Fou, il faudrait l’être pour s’engager. Le travail de la BPM est essentiel, mais il est aussi extrêmement difficile, beaucoup trop sans doute. Polisse n’est pas seulement un film sur le quotidien d’une brigade, c’est aussi un film sur des hommes et femmes brisés par leur métier. Maïwenn ménage quelques scènes de vie quotidienne pour chaque acteur, ce qui suffit amplement pour comprendre qu’aucun ne s’en sort indemne. Travailler à la BPM, c’est consacrer sa vie à la brigade et tout lui sacrifier : aucun couple n’a ainsi résisté. Tous sont divorcés, en instance de divorce ou alors dans une situation difficile avec son conjoint. Ces policiers peuvent travailler de quatre heures du matin jusqu’à 23 heures sans discontinuer et ils doivent malgré tout se lever le lendemain, repartir au travail. La fatigue est physique, mais elle est surtout morale : vivre au quotidien avec les pires horreurs de l’humanité n’est pas bon pour le moral, surtout quand l’action de la brigade mène à l’échec. Les revers sont difficiles à vivre et sans trop en dévoiler de la fin du film, disons simplement que les conséquences peuvent alors être terribles.

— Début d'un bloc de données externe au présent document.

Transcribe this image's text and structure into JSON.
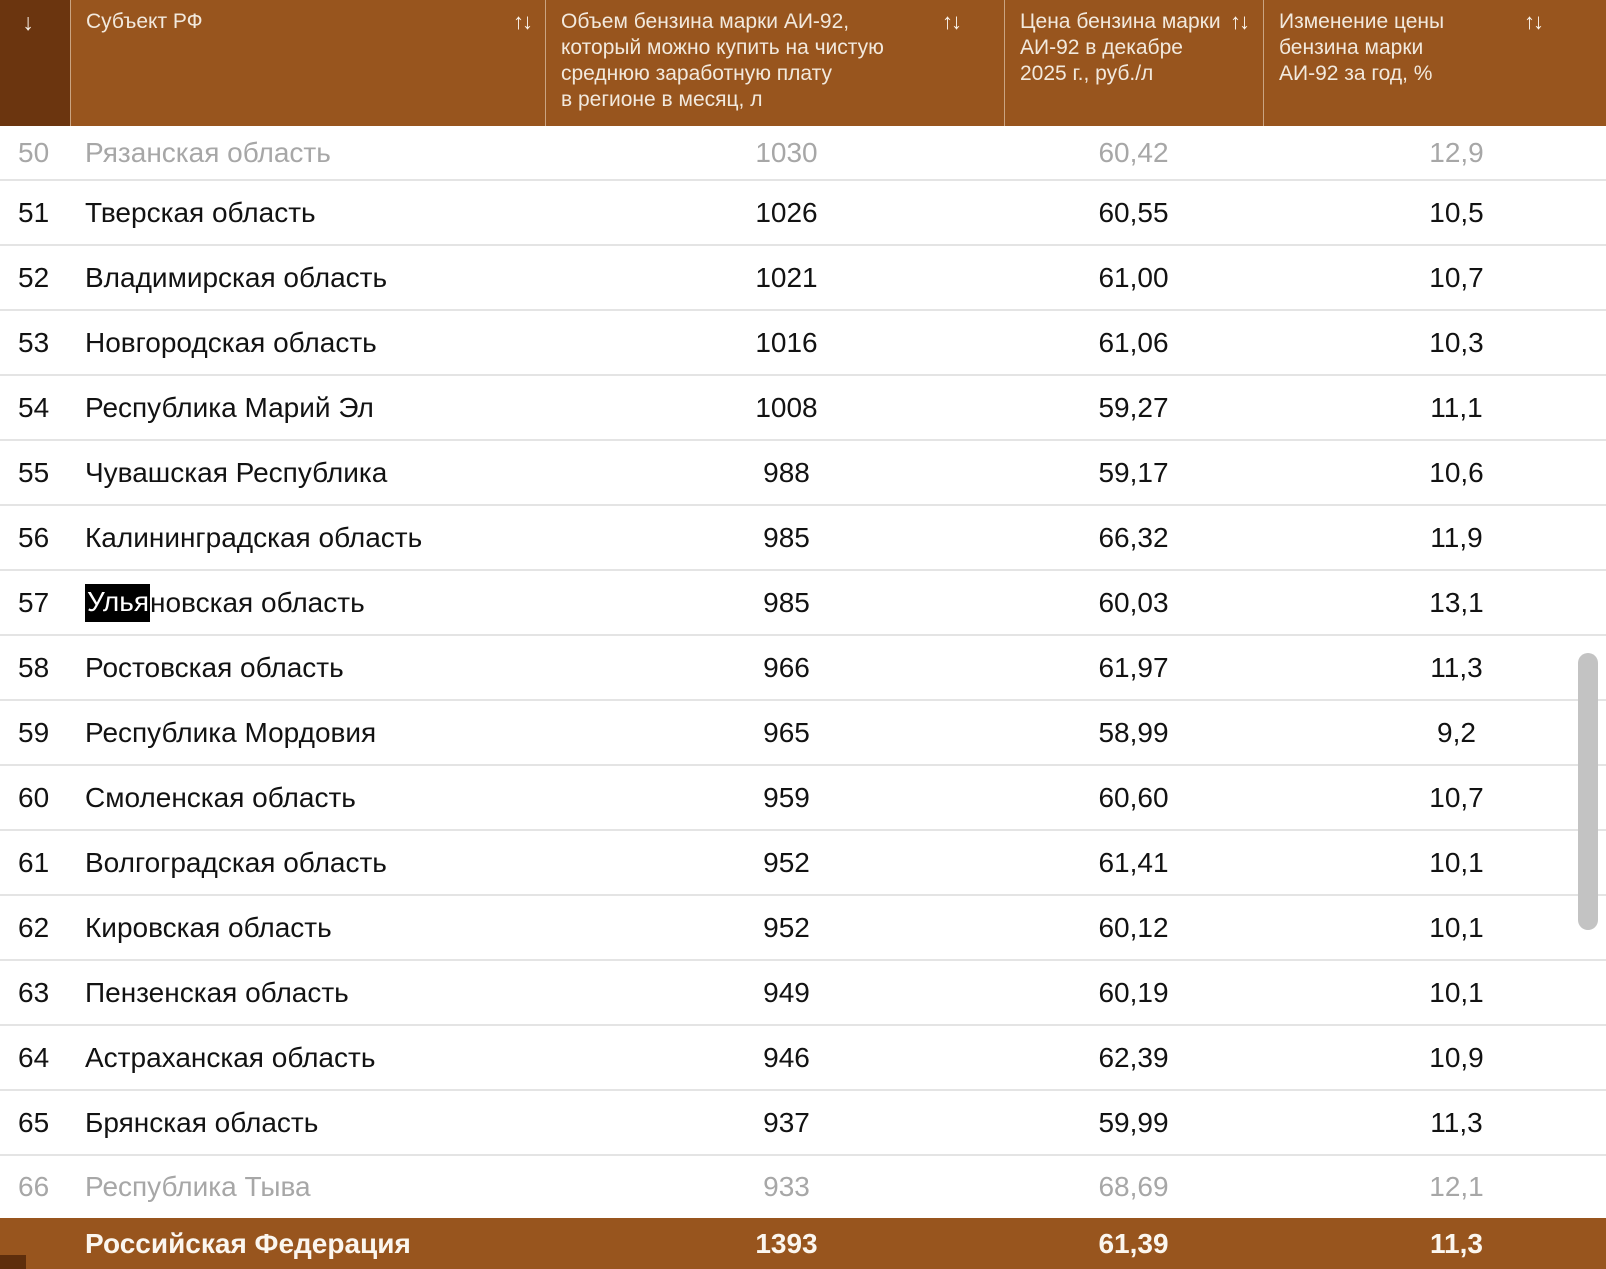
{
  "header": {
    "row_number_sort_icon": "↓",
    "sort_icon": "↑↓",
    "columns": [
      {
        "label": "Субъект РФ"
      },
      {
        "label": "Объем бензина марки АИ-92,\nкоторый можно купить на чистую\nсреднюю заработную плату\nв регионе в месяц, л"
      },
      {
        "label": "Цена бензина марки\nАИ-92 в декабре\n2025 г., руб./л"
      },
      {
        "label": "Изменение цены\nбензина марки\nАИ-92 за год, %"
      }
    ]
  },
  "table": {
    "rows": [
      {
        "num": "50",
        "region": "Рязанская область",
        "volume": "1030",
        "price": "60,42",
        "change": "12,9",
        "faded": true
      },
      {
        "num": "51",
        "region": "Тверская область",
        "volume": "1026",
        "price": "60,55",
        "change": "10,5"
      },
      {
        "num": "52",
        "region": "Владимирская область",
        "volume": "1021",
        "price": "61,00",
        "change": "10,7"
      },
      {
        "num": "53",
        "region": "Новгородская область",
        "volume": "1016",
        "price": "61,06",
        "change": "10,3"
      },
      {
        "num": "54",
        "region": "Республика Марий Эл",
        "volume": "1008",
        "price": "59,27",
        "change": "11,1"
      },
      {
        "num": "55",
        "region": "Чувашская Республика",
        "volume": "988",
        "price": "59,17",
        "change": "10,6"
      },
      {
        "num": "56",
        "region": "Калининградская область",
        "volume": "985",
        "price": "66,32",
        "change": "11,9"
      },
      {
        "num": "57",
        "region": "Ульяновская область",
        "volume": "985",
        "price": "60,03",
        "change": "13,1",
        "highlight": {
          "text": "Улья",
          "rest": "новская область"
        }
      },
      {
        "num": "58",
        "region": "Ростовская область",
        "volume": "966",
        "price": "61,97",
        "change": "11,3"
      },
      {
        "num": "59",
        "region": "Республика Мордовия",
        "volume": "965",
        "price": "58,99",
        "change": "9,2"
      },
      {
        "num": "60",
        "region": "Смоленская область",
        "volume": "959",
        "price": "60,60",
        "change": "10,7"
      },
      {
        "num": "61",
        "region": "Волгоградская область",
        "volume": "952",
        "price": "61,41",
        "change": "10,1"
      },
      {
        "num": "62",
        "region": "Кировская область",
        "volume": "952",
        "price": "60,12",
        "change": "10,1"
      },
      {
        "num": "63",
        "region": "Пензенская область",
        "volume": "949",
        "price": "60,19",
        "change": "10,1"
      },
      {
        "num": "64",
        "region": "Астраханская область",
        "volume": "946",
        "price": "62,39",
        "change": "10,9"
      },
      {
        "num": "65",
        "region": "Брянская область",
        "volume": "937",
        "price": "59,99",
        "change": "11,3"
      },
      {
        "num": "66",
        "region": "Республика Тыва",
        "volume": "933",
        "price": "68,69",
        "change": "12,1",
        "faded": true
      }
    ]
  },
  "footer": {
    "region": "Российская Федерация",
    "volume": "1393",
    "price": "61,39",
    "change": "11,3"
  },
  "colors": {
    "header_bg": "#98551E",
    "header_first_col_bg": "#6B350F",
    "footer_bg": "#98551E",
    "faded_text": "#A7A7A7",
    "row_separator": "#E4E4E4",
    "highlight_bg": "#000000",
    "scrollbar_thumb": "#C3C3C3"
  }
}
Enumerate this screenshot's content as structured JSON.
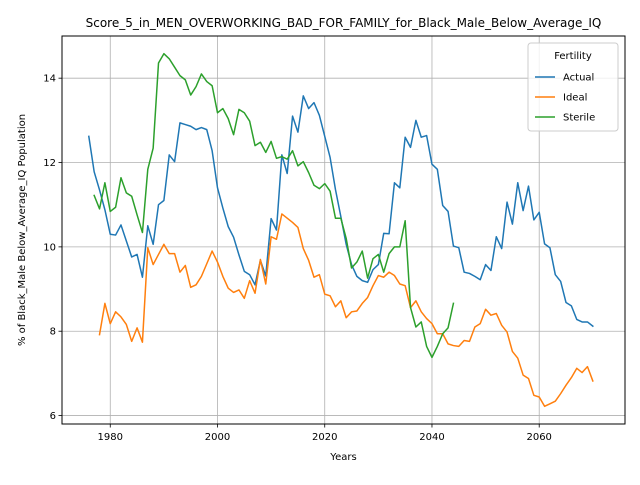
{
  "chart_data": {
    "type": "line",
    "title": "Score_5_in_MEN_OVERWORKING_BAD_FOR_FAMILY_for_Black_Male_Below_Average_IQ",
    "xlabel": "Years",
    "ylabel": "% of Black_Male Below_Average_IQ Population",
    "xlim": [
      1971,
      2076
    ],
    "ylim": [
      5.8,
      15.0
    ],
    "xticks": [
      1980,
      2000,
      2020,
      2040,
      2060
    ],
    "yticks": [
      6,
      8,
      10,
      12,
      14
    ],
    "grid": true,
    "legend": {
      "title": "Fertility",
      "position": "top-right"
    },
    "colors": {
      "Actual": "#1f77b4",
      "Ideal": "#ff7f0e",
      "Sterile": "#2ca02c"
    },
    "series": [
      {
        "name": "Actual",
        "start_year": 1976,
        "values": [
          12.62,
          11.78,
          11.35,
          10.88,
          10.3,
          10.28,
          10.52,
          10.14,
          9.76,
          9.82,
          9.28,
          10.5,
          10.06,
          11.0,
          11.1,
          12.18,
          12.02,
          12.94,
          12.9,
          12.86,
          12.78,
          12.83,
          12.78,
          12.28,
          11.4,
          10.92,
          10.48,
          10.23,
          9.81,
          9.42,
          9.34,
          9.1,
          9.68,
          9.31,
          10.67,
          10.4,
          12.18,
          11.74,
          13.1,
          12.72,
          13.58,
          13.28,
          13.42,
          13.12,
          12.62,
          12.12,
          11.36,
          10.72,
          10.06,
          9.58,
          9.3,
          9.2,
          9.16,
          9.46,
          9.58,
          10.32,
          10.31,
          11.52,
          11.4,
          12.6,
          12.36,
          13.0,
          12.6,
          12.64,
          11.96,
          11.84,
          10.98,
          10.84,
          10.02,
          9.98,
          9.4,
          9.37,
          9.3,
          9.22,
          9.58,
          9.44,
          10.24,
          9.96,
          11.06,
          10.54,
          11.52,
          10.86,
          11.44,
          10.64,
          10.82,
          10.07,
          9.98,
          9.34,
          9.18,
          8.68,
          8.6,
          8.28,
          8.22,
          8.22,
          8.12
        ]
      },
      {
        "name": "Ideal",
        "start_year": 1978,
        "values": [
          7.92,
          8.66,
          8.18,
          8.46,
          8.34,
          8.16,
          7.76,
          8.08,
          7.74,
          9.98,
          9.58,
          9.82,
          10.06,
          9.84,
          9.84,
          9.4,
          9.56,
          9.04,
          9.1,
          9.3,
          9.6,
          9.9,
          9.64,
          9.3,
          9.02,
          8.92,
          8.98,
          8.78,
          9.2,
          8.9,
          9.7,
          9.12,
          10.24,
          10.18,
          10.78,
          10.68,
          10.58,
          10.46,
          9.96,
          9.68,
          9.28,
          9.34,
          8.88,
          8.84,
          8.58,
          8.72,
          8.32,
          8.46,
          8.48,
          8.66,
          8.8,
          9.08,
          9.32,
          9.28,
          9.4,
          9.32,
          9.12,
          9.08,
          8.56,
          8.72,
          8.46,
          8.3,
          8.18,
          7.94,
          7.94,
          7.7,
          7.66,
          7.64,
          7.78,
          7.76,
          8.1,
          8.18,
          8.52,
          8.38,
          8.42,
          8.14,
          7.98,
          7.52,
          7.36,
          6.96,
          6.88,
          6.48,
          6.44,
          6.22,
          6.28,
          6.34,
          6.52,
          6.72,
          6.9,
          7.12,
          7.02,
          7.16,
          6.82
        ]
      },
      {
        "name": "Sterile",
        "start_year": 1977,
        "values": [
          11.22,
          10.9,
          11.52,
          10.84,
          10.94,
          11.64,
          11.28,
          11.2,
          10.76,
          10.34,
          11.84,
          12.34,
          14.36,
          14.58,
          14.46,
          14.26,
          14.06,
          13.96,
          13.6,
          13.8,
          14.1,
          13.92,
          13.82,
          13.18,
          13.28,
          13.04,
          12.66,
          13.26,
          13.18,
          12.98,
          12.4,
          12.48,
          12.24,
          12.5,
          12.1,
          12.14,
          12.08,
          12.28,
          11.92,
          12.02,
          11.76,
          11.46,
          11.38,
          11.5,
          11.32,
          10.68,
          10.68,
          10.2,
          9.5,
          9.64,
          9.9,
          9.26,
          9.72,
          9.82,
          9.4,
          9.84,
          10.0,
          10.0,
          10.62,
          8.56,
          8.1,
          8.22,
          7.64,
          7.38,
          7.64,
          7.94,
          8.08,
          8.66
        ]
      }
    ]
  }
}
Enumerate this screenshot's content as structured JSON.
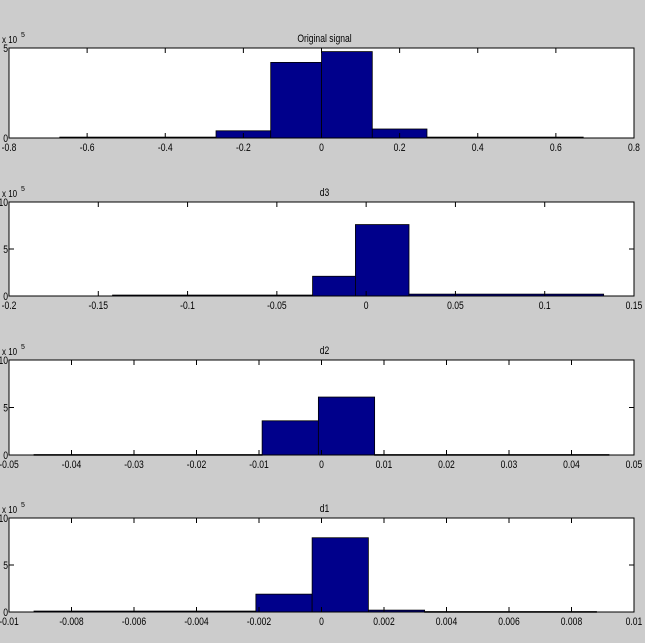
{
  "figure": {
    "background": "#cccccc",
    "axes_background": "#ffffff",
    "bar_color": "#00008b",
    "bar_edge": "#000000"
  },
  "chart_data": [
    {
      "type": "bar",
      "title": "Original signal",
      "exponent_label": "x 10",
      "exponent": "5",
      "xlim": [
        -0.8,
        0.8
      ],
      "ylim": [
        0,
        5
      ],
      "xticks": [
        "-0.8",
        "-0.6",
        "-0.4",
        "-0.2",
        "0",
        "0.2",
        "0.4",
        "0.6",
        "0.8"
      ],
      "xtick_values": [
        -0.8,
        -0.6,
        -0.4,
        -0.2,
        0,
        0.2,
        0.4,
        0.6,
        0.8
      ],
      "yticks": [
        "0",
        "5"
      ],
      "ytick_values": [
        0,
        5
      ],
      "bins": [
        {
          "x0": -0.67,
          "x1": -0.27,
          "value": 0.05
        },
        {
          "x0": -0.27,
          "x1": -0.13,
          "value": 0.4
        },
        {
          "x0": -0.13,
          "x1": 0.0,
          "value": 4.2
        },
        {
          "x0": 0.0,
          "x1": 0.13,
          "value": 4.8
        },
        {
          "x0": 0.13,
          "x1": 0.27,
          "value": 0.5
        },
        {
          "x0": 0.27,
          "x1": 0.67,
          "value": 0.05
        }
      ]
    },
    {
      "type": "bar",
      "title": "d3",
      "exponent_label": "x 10",
      "exponent": "5",
      "xlim": [
        -0.2,
        0.15
      ],
      "ylim": [
        0,
        10
      ],
      "xticks": [
        "-0.2",
        "-0.15",
        "-0.1",
        "-0.05",
        "0",
        "0.05",
        "0.1",
        "0.15"
      ],
      "xtick_values": [
        -0.2,
        -0.15,
        -0.1,
        -0.05,
        0,
        0.05,
        0.1,
        0.15
      ],
      "yticks": [
        "0",
        "5",
        "10"
      ],
      "ytick_values": [
        0,
        5,
        10
      ],
      "bins": [
        {
          "x0": -0.142,
          "x1": -0.03,
          "value": 0.1
        },
        {
          "x0": -0.03,
          "x1": -0.006,
          "value": 2.1
        },
        {
          "x0": -0.006,
          "x1": 0.024,
          "value": 7.6
        },
        {
          "x0": 0.024,
          "x1": 0.133,
          "value": 0.2
        }
      ]
    },
    {
      "type": "bar",
      "title": "d2",
      "exponent_label": "x 10",
      "exponent": "5",
      "xlim": [
        -0.05,
        0.05
      ],
      "ylim": [
        0,
        10
      ],
      "xticks": [
        "-0.05",
        "-0.04",
        "-0.03",
        "-0.02",
        "-0.01",
        "0",
        "0.01",
        "0.02",
        "0.03",
        "0.04",
        "0.05"
      ],
      "xtick_values": [
        -0.05,
        -0.04,
        -0.03,
        -0.02,
        -0.01,
        0,
        0.01,
        0.02,
        0.03,
        0.04,
        0.05
      ],
      "yticks": [
        "0",
        "5",
        "10"
      ],
      "ytick_values": [
        0,
        5,
        10
      ],
      "bins": [
        {
          "x0": -0.046,
          "x1": -0.0095,
          "value": 0.05
        },
        {
          "x0": -0.0095,
          "x1": -0.0005,
          "value": 3.6
        },
        {
          "x0": -0.0005,
          "x1": 0.0085,
          "value": 6.1
        },
        {
          "x0": 0.0085,
          "x1": 0.046,
          "value": 0.05
        }
      ]
    },
    {
      "type": "bar",
      "title": "d1",
      "exponent_label": "x 10",
      "exponent": "5",
      "xlim": [
        -0.01,
        0.01
      ],
      "ylim": [
        0,
        10
      ],
      "xticks": [
        "-0.01",
        "-0.008",
        "-0.006",
        "-0.004",
        "-0.002",
        "0",
        "0.002",
        "0.004",
        "0.006",
        "0.008",
        "0.01"
      ],
      "xtick_values": [
        -0.01,
        -0.008,
        -0.006,
        -0.004,
        -0.002,
        0,
        0.002,
        0.004,
        0.006,
        0.008,
        0.01
      ],
      "yticks": [
        "0",
        "5",
        "10"
      ],
      "ytick_values": [
        0,
        5,
        10
      ],
      "bins": [
        {
          "x0": -0.0092,
          "x1": -0.0021,
          "value": 0.1
        },
        {
          "x0": -0.0021,
          "x1": -0.0003,
          "value": 1.9
        },
        {
          "x0": -0.0003,
          "x1": 0.0015,
          "value": 7.9
        },
        {
          "x0": 0.0015,
          "x1": 0.0033,
          "value": 0.2
        },
        {
          "x0": 0.0033,
          "x1": 0.0088,
          "value": 0.05
        }
      ]
    }
  ]
}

Ils devraient ne pas prendre leur travail trop à cœur, laisser faire, se résigner, mais pas un ne peut vraiment le faire : tous à leur manière, ils subissent ce quotidien à la BPM et ils morflent…

Maïwenn réalise son troisième film et comme dans les deux précédents, elle interprète un des rôles de Polisse. Dans le film, elle est Mélissa, la photographe timide qui essaie de se faire une place dans la brigade : une mise en abîme intéressante puisque l’on imagine qu’elle joue ici son propre rôle quand, préparant son film, elle est sûrement allée dans la brigade de protection des mineurs. On a souvent reproché à la jeune cinéaste de trop se mettre en avant dans ses films, cela ne sera pas le cas avec Polisse. Son rôle est au contraire réservé et on la voit peu, au moins dans la première partie du film. Au cœur de Polisse, les policiers de la brigade sont filmés avec un réalisme qui impressionne vraiment. Il n’y a que des acteurs, certains sont bien connus, mais tous font des policiers troublants de vérité. Dans l’ensemble, Joey Starr surprend à nouveau avec un rôle à contrepied de son image de rappeur, un rôle qu’il épouse parfaitement et qui lui va très bien. De manière générale, Polisse est un film extrêmement réaliste, au point que l’on pourrait parfois le confondre avec un documentaire. Ce n’est évidemment pas le cas, tout est très écrit et travaillé, mais le résultat est là : on y croit. D’aucuns ont pu dire que le film n’était qu’un téléfilm sans intérêt, mais c’est injuste pour Polisse. Le film a parfois un côté série télé, mais c’est un point positif et son art du cadre et surtout du montage justifie tout à fait la place du film dans des salles de cinéma…

Maiwenn polisse

Polisse fait un peu l’effet d’un coup de poing. Le film dure deux heures et demie, mais son rythme intense empêche de les voir passer et on est vraiment emporté par le résultat. Maïwenn a réussi à proposer une plongée loin de toute caricature au cœur de la brigade de protection des mineurs et le résultat est vraiment satisfaisant. C’est dur, mais on est ravi d’avoir passé un peu de temps en compagnie de ces hommes et de ces femmes… un film à voir.